Physikalischer Hintergrund[Bearbeiten | Quelltext bearbeiten]

Wenn Luft an Berghängen aufsteigt, kühlt diese dabei auf Grund des niedrigeren Luftdrucks ab (Trockenadiabatisch 1 °C/100 m, Feuchtadiabatisch 0,5 °C/100 m). Wird dabei der Taupunkt erreicht (Feuchtadiabatisch), kommt es zu Steigungsniederschlag.[4] Daher regnet es in Bergregionen meist mehr als im umliegenden Flachland und viele Flüsse entspringen Gebirgszügen.[1] Wenn sich auf Grund der Höhe gefrorenes Wasser in Form von Gletschern oder Schnee sammelt, entsteht dadurch ein Puffer, der das Wasser zeitverzögert an das Umland abgibt.

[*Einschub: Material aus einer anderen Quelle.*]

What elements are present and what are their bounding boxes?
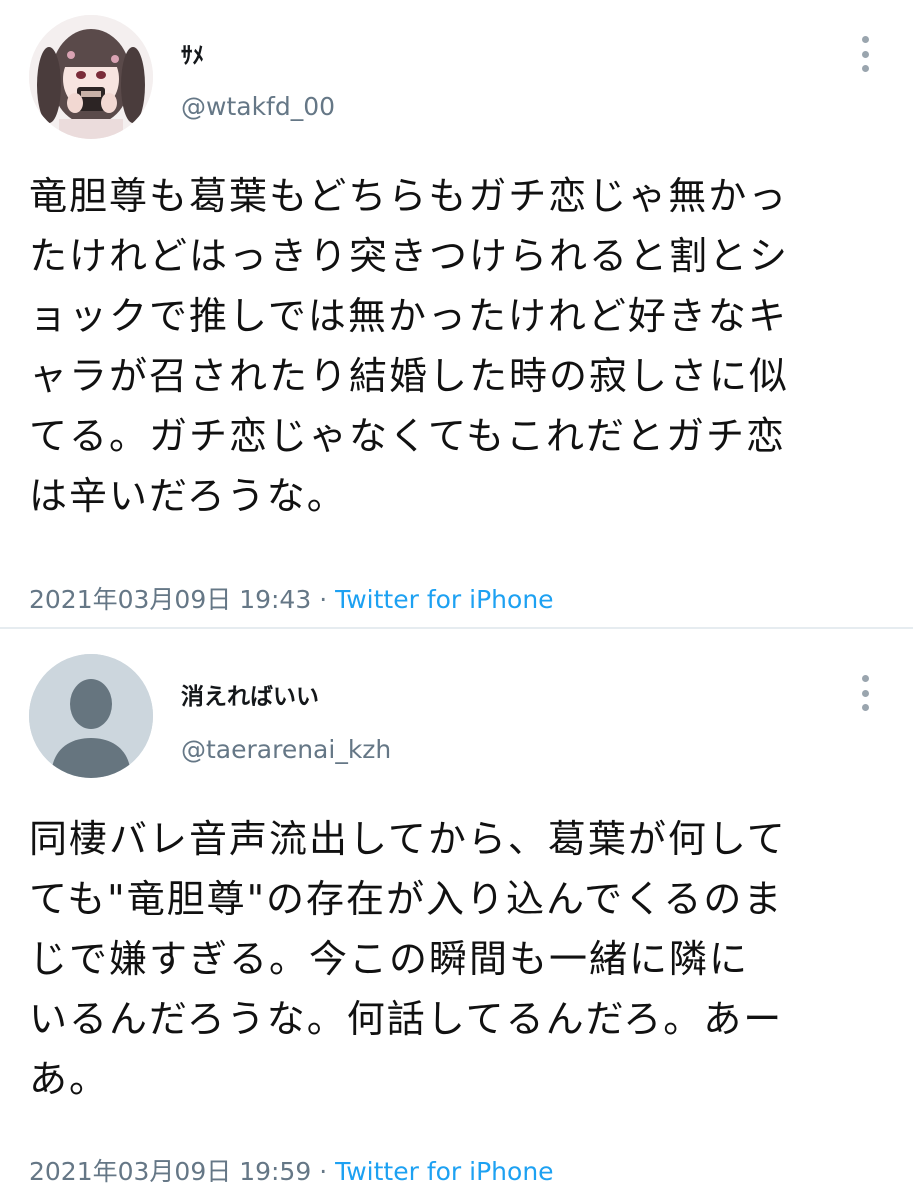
more-options-vertical-icon[interactable] [855,36,875,72]
display-name[interactable]: ｻﾒ [181,36,204,70]
tweet-meta: 2021年03月09日 19:43 · Twitter for iPhone [29,580,554,616]
tweet-timestamp: 2021年03月09日 19:59 [29,1157,312,1186]
display-name[interactable]: 消えればいい [181,677,319,711]
meta-separator: · [311,1157,336,1186]
user-avatar[interactable] [29,654,153,778]
user-handle[interactable]: @taerarenai_kzh [181,735,391,764]
more-options-vertical-icon[interactable] [855,675,875,711]
tweet-source-link[interactable]: Twitter for iPhone [335,585,553,614]
tweet-text: 竜胆尊も葛葉もどちらもガチ恋じゃ無かっ たけれどはっきり突きつけられると割とシ … [29,174,790,518]
tweet[interactable]: ｻﾒ @wtakfd_00 竜胆尊も葛葉もどちらもガチ恋じゃ無かっ たけれどはっ… [0,0,913,628]
meta-separator: · [311,585,336,614]
tweet[interactable]: 消えればいい @taerarenai_kzh 同棲バレ音声流出してから、葛葉が何… [0,629,913,1200]
tweet-text: 同棲バレ音声流出してから、葛葉が何して ても"竜胆尊"の存在が入り込んでくるのま… [29,817,787,1101]
tweet-source-link[interactable]: Twitter for iPhone [335,1157,553,1186]
tweet-meta: 2021年03月09日 19:59 · Twitter for iPhone [29,1152,554,1188]
tweet-timestamp: 2021年03月09日 19:43 [29,585,312,614]
user-handle[interactable]: @wtakfd_00 [181,92,335,121]
anime-girl-avatar-icon [29,15,153,139]
default-user-avatar-icon [29,654,153,778]
user-avatar[interactable] [29,15,153,139]
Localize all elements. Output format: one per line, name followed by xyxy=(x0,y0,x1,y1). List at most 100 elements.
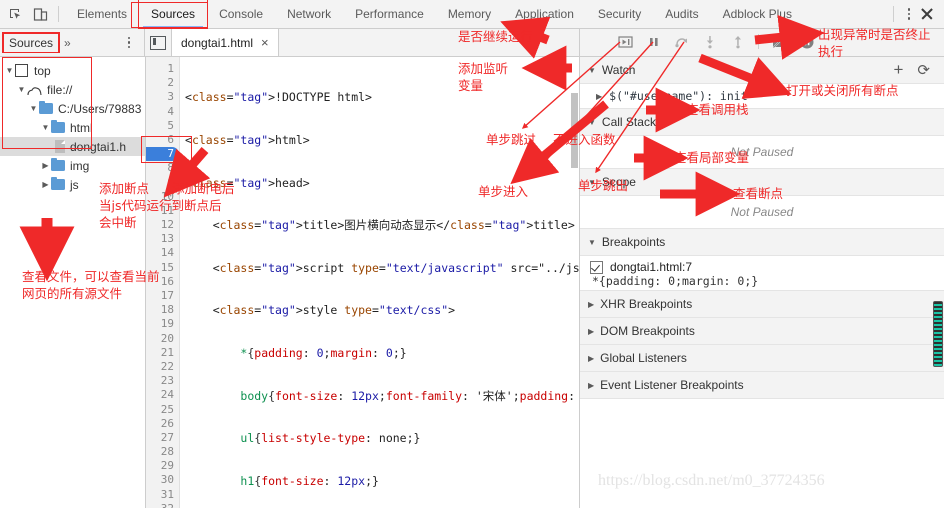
show-navigator-icon[interactable] xyxy=(145,29,172,56)
line-number[interactable]: 32 xyxy=(146,502,174,508)
tab-sources[interactable]: Sources xyxy=(138,0,209,29)
section-call-stack[interactable]: ▼ Call Stack xyxy=(580,109,944,136)
chevron-down-icon[interactable]: ▼ xyxy=(28,104,39,113)
device-toolbar-icon[interactable] xyxy=(33,7,48,22)
checkbox-icon[interactable] xyxy=(590,260,603,274)
section-event-listener-breakpoints[interactable]: ▶ Event Listener Breakpoints xyxy=(580,372,944,399)
line-number[interactable]: 30 xyxy=(146,473,174,487)
line-number[interactable]: 29 xyxy=(146,459,174,473)
tree-row-top[interactable]: ▼ top xyxy=(0,61,145,80)
chevron-down-icon[interactable]: ▼ xyxy=(588,66,596,75)
refresh-icon[interactable]: ⟳ xyxy=(917,61,930,79)
tree-row-file-scheme[interactable]: ▼ file:// xyxy=(0,80,145,99)
scrollbar-thumb[interactable] xyxy=(571,93,578,168)
line-number[interactable]: 19 xyxy=(146,317,174,331)
line-number[interactable]: 10 xyxy=(146,190,174,204)
watch-expression-row[interactable]: ▶ $("#username"): init xyxy=(580,84,944,109)
line-number[interactable]: 28 xyxy=(146,445,174,459)
breakpoint-location-row[interactable]: dongtai1.html:7 xyxy=(590,260,944,274)
navigator-menu-icon[interactable] xyxy=(122,35,136,51)
pause-icon[interactable] xyxy=(646,34,662,50)
line-number[interactable]: 5 xyxy=(146,119,174,133)
close-icon[interactable] xyxy=(918,5,936,23)
line-number[interactable]: 21 xyxy=(146,346,174,360)
section-breakpoints[interactable]: ▼ Breakpoints xyxy=(580,229,944,256)
tab-console[interactable]: Console xyxy=(207,0,275,28)
inspect-element-icon[interactable] xyxy=(8,7,23,22)
line-number[interactable]: 8 xyxy=(146,161,174,175)
tab-performance[interactable]: Performance xyxy=(343,0,436,28)
tree-row-img[interactable]: ▶ img xyxy=(0,156,145,175)
step-out-icon[interactable] xyxy=(730,34,746,50)
chevron-right-icon[interactable]: ▶ xyxy=(40,161,51,170)
tab-network[interactable]: Network xyxy=(275,0,343,28)
tab-adblock-plus[interactable]: Adblock Plus xyxy=(711,0,804,28)
tab-application[interactable]: Application xyxy=(503,0,586,28)
tab-elements[interactable]: Elements xyxy=(65,0,139,28)
chevron-down-icon[interactable]: ▼ xyxy=(588,118,596,127)
line-number[interactable]: 9 xyxy=(146,176,174,190)
line-number[interactable]: 12 xyxy=(146,218,174,232)
code-editor[interactable]: 1 2 3 4 5 6 7 8 9 10 11 12 13 14 15 16 1… xyxy=(146,57,579,508)
chevron-right-icon[interactable]: ▶ xyxy=(588,327,594,336)
tree-row-html[interactable]: ▼ html xyxy=(0,118,145,137)
editor-tab-dongtai1[interactable]: dongtai1.html × xyxy=(172,29,279,56)
plus-icon[interactable]: + xyxy=(893,60,903,80)
line-number[interactable]: 24 xyxy=(146,388,174,402)
debugger-scrollbar-thumb[interactable] xyxy=(933,301,943,367)
pause-on-exceptions-icon[interactable] xyxy=(799,34,815,50)
line-number[interactable]: 27 xyxy=(146,431,174,445)
section-xhr-breakpoints[interactable]: ▶ XHR Breakpoints xyxy=(580,291,944,318)
line-number-gutter[interactable]: 1 2 3 4 5 6 7 8 9 10 11 12 13 14 15 16 1… xyxy=(146,57,180,508)
chevron-right-icon[interactable]: ▶ xyxy=(588,300,594,309)
navigator-filetree[interactable]: ▼ top ▼ file:// ▼ C:/Users/79883 ▼ html … xyxy=(0,57,146,508)
tree-row-dongtai1[interactable]: dongtai1.h xyxy=(0,137,145,156)
line-number[interactable]: 23 xyxy=(146,374,174,388)
line-number[interactable]: 4 xyxy=(146,105,174,119)
section-global-listeners[interactable]: ▶ Global Listeners xyxy=(580,345,944,372)
line-number[interactable]: 14 xyxy=(146,246,174,260)
line-number[interactable]: 1 xyxy=(146,62,174,76)
vertical-dots-icon[interactable] xyxy=(902,6,916,22)
chevron-down-icon[interactable]: ▼ xyxy=(588,178,596,187)
chevron-down-icon[interactable]: ▼ xyxy=(16,85,27,94)
chevron-right-icon[interactable]: ▶ xyxy=(588,381,594,390)
line-number[interactable]: 11 xyxy=(146,204,174,218)
line-number[interactable]: 13 xyxy=(146,232,174,246)
resume-script-icon[interactable] xyxy=(618,34,634,50)
tree-row-js[interactable]: ▶ js xyxy=(0,175,145,194)
step-over-icon[interactable] xyxy=(674,34,690,50)
line-number[interactable]: 31 xyxy=(146,488,174,502)
section-watch[interactable]: ▼ Watch + ⟳ xyxy=(580,57,944,84)
line-number[interactable]: 15 xyxy=(146,261,174,275)
line-number[interactable]: 2 xyxy=(146,76,174,90)
source-code[interactable]: <class="tag">!DOCTYPE html> <class="tag"… xyxy=(180,57,579,508)
line-number[interactable]: 18 xyxy=(146,303,174,317)
close-icon[interactable]: × xyxy=(261,35,269,50)
deactivate-breakpoints-icon[interactable] xyxy=(771,34,787,50)
line-number[interactable]: 20 xyxy=(146,332,174,346)
tree-row-users[interactable]: ▼ C:/Users/79883 xyxy=(0,99,145,118)
sidebar-tab-sources[interactable]: Sources xyxy=(2,32,60,53)
line-number[interactable]: 17 xyxy=(146,289,174,303)
line-number[interactable]: 16 xyxy=(146,275,174,289)
editor-scrollbar[interactable] xyxy=(570,57,579,508)
tab-memory[interactable]: Memory xyxy=(436,0,503,28)
line-number[interactable]: 26 xyxy=(146,417,174,431)
overflow-chevron-icon[interactable]: » xyxy=(64,36,71,50)
section-dom-breakpoints[interactable]: ▶ DOM Breakpoints xyxy=(580,318,944,345)
chevron-right-icon[interactable]: ▶ xyxy=(588,354,594,363)
line-number[interactable]: 25 xyxy=(146,403,174,417)
line-number[interactable]: 3 xyxy=(146,90,174,104)
step-into-icon[interactable] xyxy=(702,34,718,50)
section-scope[interactable]: ▼ Scope xyxy=(580,169,944,196)
chevron-down-icon[interactable]: ▼ xyxy=(4,66,15,75)
chevron-right-icon[interactable]: ▶ xyxy=(596,92,602,101)
line-number[interactable]: 22 xyxy=(146,360,174,374)
line-number[interactable]: 6 xyxy=(146,133,174,147)
breakpoint-marker[interactable]: 7 xyxy=(146,147,179,162)
chevron-down-icon[interactable]: ▼ xyxy=(588,238,596,247)
chevron-right-icon[interactable]: ▶ xyxy=(40,180,51,189)
chevron-down-icon[interactable]: ▼ xyxy=(40,123,51,132)
breakpoint-row[interactable]: dongtai1.html:7 *{padding: 0;margin: 0;} xyxy=(580,256,944,291)
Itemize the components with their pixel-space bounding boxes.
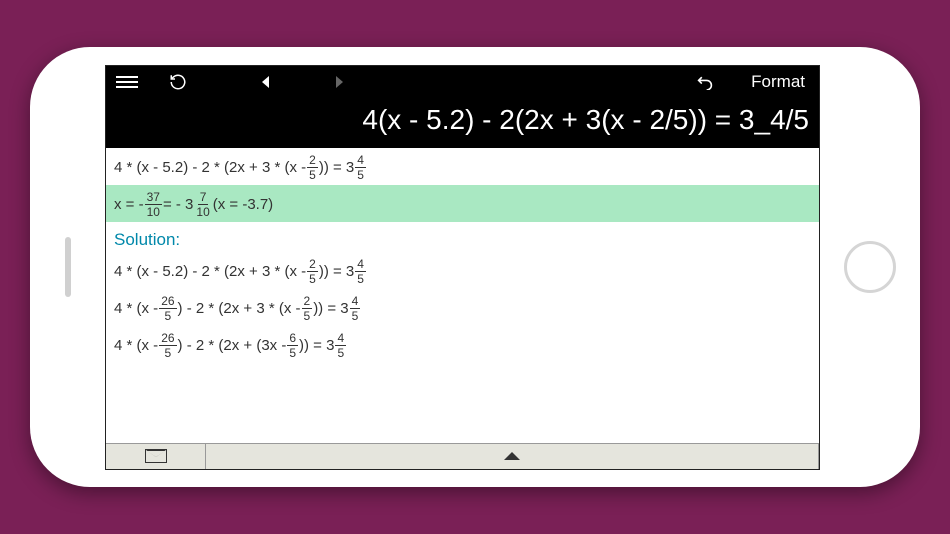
eq-text: (x = -3.7) (213, 196, 273, 213)
phone-frame: Format 4(x - 5.2) - 2(2x + 3(x - 2/5)) =… (30, 47, 920, 487)
next-button[interactable] (327, 66, 351, 98)
chevron-up-icon (504, 452, 520, 460)
solution-step-row: 4 * (x - 265) - 2 * (2x + 3 * (x - 25)) … (106, 289, 819, 326)
fraction: 3710 (145, 191, 162, 218)
fraction: 25 (302, 295, 313, 322)
prev-button[interactable] (254, 66, 278, 98)
fraction: 265 (159, 332, 176, 359)
undo-button[interactable] (693, 66, 717, 98)
refresh-icon (169, 73, 187, 91)
fraction: 45 (355, 154, 366, 181)
solution-panel: 4 * (x - 5.2) - 2 * (2x + 3 * (x - 25 ))… (106, 148, 819, 443)
fraction: 710 (194, 191, 211, 218)
fraction: 45 (355, 258, 366, 285)
parsed-equation-row: 4 * (x - 5.2) - 2 * (2x + 3 * (x - 25 ))… (106, 148, 819, 185)
chevron-left-icon (260, 75, 272, 89)
eq-text: x = - (114, 196, 144, 213)
eq-text: )) = 3 (299, 337, 334, 354)
toolbar: Format (106, 66, 819, 98)
header-area: Format 4(x - 5.2) - 2(2x + 3(x - 2/5)) =… (106, 66, 819, 148)
eq-text: 4 * (x - 5.2) - 2 * (2x + 3 * (x - (114, 263, 306, 280)
eq-text: 4 * (x - (114, 300, 158, 317)
phone-right-bezel (820, 47, 920, 487)
eq-text: 4 * (x - 5.2) - 2 * (2x + 3 * (x - (114, 159, 306, 176)
undo-icon (695, 74, 715, 90)
fraction: 265 (159, 295, 176, 322)
home-button[interactable] (844, 241, 896, 293)
eq-text: ) - 2 * (2x + 3 * (x - (178, 300, 301, 317)
eq-text: ) - 2 * (2x + (3x - (178, 337, 287, 354)
answer-row: x = - 3710 = - 3 710 (x = -3.7) (106, 185, 819, 222)
chevron-right-icon (333, 75, 345, 89)
eq-text: 4 * (x - (114, 337, 158, 354)
speaker-slot (65, 237, 71, 297)
fraction: 25 (307, 258, 318, 285)
app-screen: Format 4(x - 5.2) - 2(2x + 3(x - 2/5)) =… (105, 65, 820, 470)
envelope-icon (145, 449, 167, 463)
refresh-button[interactable] (166, 66, 190, 98)
format-button[interactable]: Format (751, 66, 805, 98)
menu-button[interactable] (114, 66, 140, 98)
bottom-toolbar (106, 443, 819, 469)
equation-input[interactable]: 4(x - 5.2) - 2(2x + 3(x - 2/5)) = 3_4/5 (106, 98, 819, 148)
solution-step-row: 4 * (x - 265) - 2 * (2x + (3x - 65)) = 3… (106, 326, 819, 363)
fraction: 25 (307, 154, 318, 181)
solution-step-row: 4 * (x - 5.2) - 2 * (2x + 3 * (x - 25)) … (106, 252, 819, 289)
solution-heading: Solution: (106, 222, 819, 252)
fraction: 65 (287, 332, 298, 359)
share-mail-button[interactable] (106, 444, 206, 469)
steps-container: 4 * (x - 5.2) - 2 * (2x + 3 * (x - 25)) … (106, 252, 819, 363)
eq-text: )) = 3 (319, 263, 354, 280)
eq-text: = - 3 (163, 196, 193, 213)
phone-left-bezel (30, 47, 105, 487)
hamburger-icon (114, 76, 140, 88)
eq-text: )) = 3 (319, 159, 354, 176)
eq-text: )) = 3 (313, 300, 348, 317)
expand-keyboard-button[interactable] (206, 444, 819, 469)
fraction: 45 (350, 295, 361, 322)
fraction: 45 (335, 332, 346, 359)
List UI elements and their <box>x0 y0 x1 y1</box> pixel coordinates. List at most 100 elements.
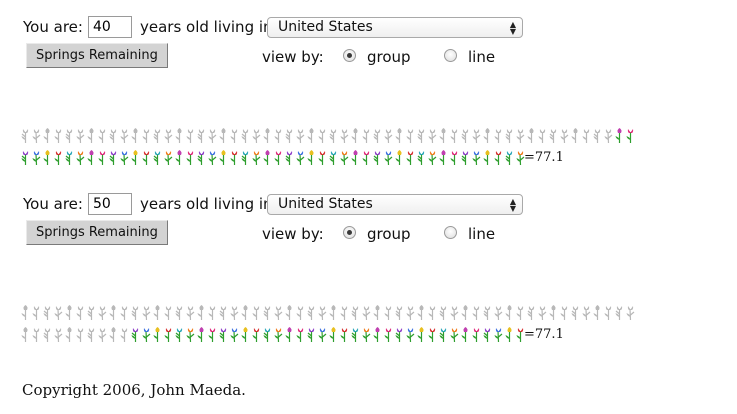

Beispiele[Bearbeiten | Quelltext bearbeiten]

Europa[Bearbeiten | Quelltext bearbeiten]

Am gängigsten ist die Verwendung des Begriffes in Bezug auf die Alpen, bzw. auf die Schweiz als «Wasserschloss Europas»,[5] dies aufgrund der Topographie der Alpen und der dort aufeinandertreffenden Einflüsse des atlantischen Seeklimas, des Kontinentalklimas und des Mittelmeerklimas.[6] Der Rhein, die Rhone sowie bedeutende Zuflüsse des Po entspringen im Gotthardmassiv. In dessen Nähe befindet sich auch der Aletschgletscher, der größte und längste Gletscher der Alpen.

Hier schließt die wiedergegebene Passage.